There are approximately 700,000 pronghorns left in the wild. While the population remains strong in Wyoming, that is not the case in the rest of their territory. As their territory becomes more fragmented, the total number continues to decline.
Pronghorn FAQs (Frequently Asked Questions)
Are Pronghorns Antelope or Deer?
Pronghorns are closely related to giraffes. They are members of the Giraffidae family, according to recent DNA testing.
Are Pronghorns Faster Than Cheetahs?
No, pronghorns are not faster than cheetahs. Facts show that they are the fastest land animal in North America.
Are Pronghorns and Antelope the Same Thing?
No, pronghorns and antelope are not the same thing. Yet, you may hear a pronghorn referred to as a pronghorn antelope. They are more closely related to giraffes than they are antelopes and other members of the Bovidae family.
Are Pronghorns Dangerous?
Any wild animal has the potential to be dangerous. If you pen one, then it may hurt you. Pronghorns are very vigilant animals who can see 300-degrees without turning their heads. Their enormous eyes allow them to see up to 4 miles away, and they use their white rumps to warn other pronghorns that you are a danger trying to get close. Therefore, pronghorns will try to get away from you by running. They can run up to 9 miles at speeds over 40 miles per hour.

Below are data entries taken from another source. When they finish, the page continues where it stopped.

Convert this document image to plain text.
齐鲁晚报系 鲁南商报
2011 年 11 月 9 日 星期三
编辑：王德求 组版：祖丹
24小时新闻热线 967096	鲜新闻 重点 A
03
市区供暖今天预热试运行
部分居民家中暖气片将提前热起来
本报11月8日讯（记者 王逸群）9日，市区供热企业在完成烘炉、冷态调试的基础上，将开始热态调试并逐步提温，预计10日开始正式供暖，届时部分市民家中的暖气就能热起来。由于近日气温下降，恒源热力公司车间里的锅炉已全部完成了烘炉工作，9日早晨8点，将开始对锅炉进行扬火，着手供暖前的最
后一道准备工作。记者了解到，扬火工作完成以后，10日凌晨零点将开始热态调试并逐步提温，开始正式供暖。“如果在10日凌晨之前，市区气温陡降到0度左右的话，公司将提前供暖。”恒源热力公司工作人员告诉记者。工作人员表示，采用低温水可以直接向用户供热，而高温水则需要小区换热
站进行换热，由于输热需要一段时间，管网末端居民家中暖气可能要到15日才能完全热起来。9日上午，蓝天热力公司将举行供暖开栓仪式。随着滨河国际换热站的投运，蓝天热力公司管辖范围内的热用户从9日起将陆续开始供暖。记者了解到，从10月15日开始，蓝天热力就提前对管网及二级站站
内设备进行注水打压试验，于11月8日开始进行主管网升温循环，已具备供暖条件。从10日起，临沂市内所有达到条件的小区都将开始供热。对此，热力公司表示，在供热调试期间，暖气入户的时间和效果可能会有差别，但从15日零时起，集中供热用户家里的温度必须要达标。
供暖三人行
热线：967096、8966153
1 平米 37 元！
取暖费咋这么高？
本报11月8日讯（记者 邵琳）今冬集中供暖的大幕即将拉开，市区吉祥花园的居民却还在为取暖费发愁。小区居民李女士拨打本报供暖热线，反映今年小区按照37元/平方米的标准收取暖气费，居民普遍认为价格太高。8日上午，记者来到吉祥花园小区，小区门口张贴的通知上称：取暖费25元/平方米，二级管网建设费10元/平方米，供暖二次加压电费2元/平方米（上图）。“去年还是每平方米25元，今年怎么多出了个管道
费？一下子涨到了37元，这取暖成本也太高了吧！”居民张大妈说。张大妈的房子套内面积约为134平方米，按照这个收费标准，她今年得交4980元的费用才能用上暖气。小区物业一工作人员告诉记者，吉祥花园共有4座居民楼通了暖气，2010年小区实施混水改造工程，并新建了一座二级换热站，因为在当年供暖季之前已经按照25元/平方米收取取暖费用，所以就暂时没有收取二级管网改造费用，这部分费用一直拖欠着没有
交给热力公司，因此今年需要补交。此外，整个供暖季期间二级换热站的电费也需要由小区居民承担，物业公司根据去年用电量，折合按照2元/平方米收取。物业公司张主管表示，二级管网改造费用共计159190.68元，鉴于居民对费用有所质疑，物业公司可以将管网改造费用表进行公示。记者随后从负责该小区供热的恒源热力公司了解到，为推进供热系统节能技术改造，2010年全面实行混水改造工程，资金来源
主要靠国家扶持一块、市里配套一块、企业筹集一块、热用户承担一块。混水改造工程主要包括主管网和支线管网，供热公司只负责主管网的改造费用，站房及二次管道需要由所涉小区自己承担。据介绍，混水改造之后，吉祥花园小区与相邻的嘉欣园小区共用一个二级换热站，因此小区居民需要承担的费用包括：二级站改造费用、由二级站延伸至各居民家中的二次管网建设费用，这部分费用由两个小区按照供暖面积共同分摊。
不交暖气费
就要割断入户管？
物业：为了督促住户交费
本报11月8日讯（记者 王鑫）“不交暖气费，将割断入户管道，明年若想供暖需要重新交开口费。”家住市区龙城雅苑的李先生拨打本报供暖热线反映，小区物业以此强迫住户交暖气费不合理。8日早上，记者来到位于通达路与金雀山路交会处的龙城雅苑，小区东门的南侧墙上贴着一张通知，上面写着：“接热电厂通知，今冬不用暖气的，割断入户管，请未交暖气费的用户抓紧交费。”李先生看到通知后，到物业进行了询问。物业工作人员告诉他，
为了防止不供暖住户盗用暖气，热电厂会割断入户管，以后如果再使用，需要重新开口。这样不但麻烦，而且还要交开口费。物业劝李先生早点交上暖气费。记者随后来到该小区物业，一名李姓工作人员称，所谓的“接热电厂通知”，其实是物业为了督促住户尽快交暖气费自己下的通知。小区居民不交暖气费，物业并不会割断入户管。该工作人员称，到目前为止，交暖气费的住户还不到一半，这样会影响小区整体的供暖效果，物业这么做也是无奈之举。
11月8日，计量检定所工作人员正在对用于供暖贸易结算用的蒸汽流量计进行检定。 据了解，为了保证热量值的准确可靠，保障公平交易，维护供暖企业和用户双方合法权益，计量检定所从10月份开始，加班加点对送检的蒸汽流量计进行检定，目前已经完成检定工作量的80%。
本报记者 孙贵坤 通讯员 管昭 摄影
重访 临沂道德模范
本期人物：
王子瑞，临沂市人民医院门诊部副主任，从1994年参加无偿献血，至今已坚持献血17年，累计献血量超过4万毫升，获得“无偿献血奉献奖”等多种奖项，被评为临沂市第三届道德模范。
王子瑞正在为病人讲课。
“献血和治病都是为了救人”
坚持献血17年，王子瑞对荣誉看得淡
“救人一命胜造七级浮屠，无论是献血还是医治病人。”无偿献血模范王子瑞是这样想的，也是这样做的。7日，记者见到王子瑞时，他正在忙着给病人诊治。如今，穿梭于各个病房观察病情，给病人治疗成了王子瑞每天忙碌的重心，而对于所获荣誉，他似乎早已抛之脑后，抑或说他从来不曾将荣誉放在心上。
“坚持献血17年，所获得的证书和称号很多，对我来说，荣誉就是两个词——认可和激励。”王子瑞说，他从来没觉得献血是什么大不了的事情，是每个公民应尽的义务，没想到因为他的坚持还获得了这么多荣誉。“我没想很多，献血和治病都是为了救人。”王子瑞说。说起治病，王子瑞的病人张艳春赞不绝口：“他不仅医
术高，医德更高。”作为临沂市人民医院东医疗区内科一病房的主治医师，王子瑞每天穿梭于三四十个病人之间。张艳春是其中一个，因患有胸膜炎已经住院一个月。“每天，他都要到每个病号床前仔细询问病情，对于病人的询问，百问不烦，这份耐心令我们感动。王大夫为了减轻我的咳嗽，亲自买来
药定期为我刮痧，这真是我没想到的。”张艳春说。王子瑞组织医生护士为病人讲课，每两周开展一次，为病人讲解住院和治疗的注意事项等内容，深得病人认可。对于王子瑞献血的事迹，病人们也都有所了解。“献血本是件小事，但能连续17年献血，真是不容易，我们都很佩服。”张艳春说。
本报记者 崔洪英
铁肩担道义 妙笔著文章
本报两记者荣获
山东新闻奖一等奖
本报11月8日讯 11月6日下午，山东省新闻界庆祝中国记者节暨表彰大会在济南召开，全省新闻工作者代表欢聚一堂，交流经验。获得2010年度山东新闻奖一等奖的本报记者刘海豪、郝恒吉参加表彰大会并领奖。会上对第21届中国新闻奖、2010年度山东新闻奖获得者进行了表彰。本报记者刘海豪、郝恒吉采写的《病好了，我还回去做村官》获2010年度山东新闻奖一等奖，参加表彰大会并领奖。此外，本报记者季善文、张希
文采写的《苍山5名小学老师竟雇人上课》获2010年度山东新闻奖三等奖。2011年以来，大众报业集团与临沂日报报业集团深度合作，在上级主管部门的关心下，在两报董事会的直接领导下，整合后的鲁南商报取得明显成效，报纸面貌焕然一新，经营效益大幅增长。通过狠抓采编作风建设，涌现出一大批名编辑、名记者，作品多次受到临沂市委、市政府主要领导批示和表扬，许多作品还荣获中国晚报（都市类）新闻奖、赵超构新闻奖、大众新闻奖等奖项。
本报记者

What are the key differences between pronghorns and antelopes?
The key differences between pronghorns and antelopes are size, family, horn morphology, number of species, and range.
Which is faster: the cheetah vs pronghorn?
The difference between the pronghorn and the cheetah in terms of speed is that the cheetah dominates over a short distance (sprint), while the pronghorn dominates over a long distance (marathon).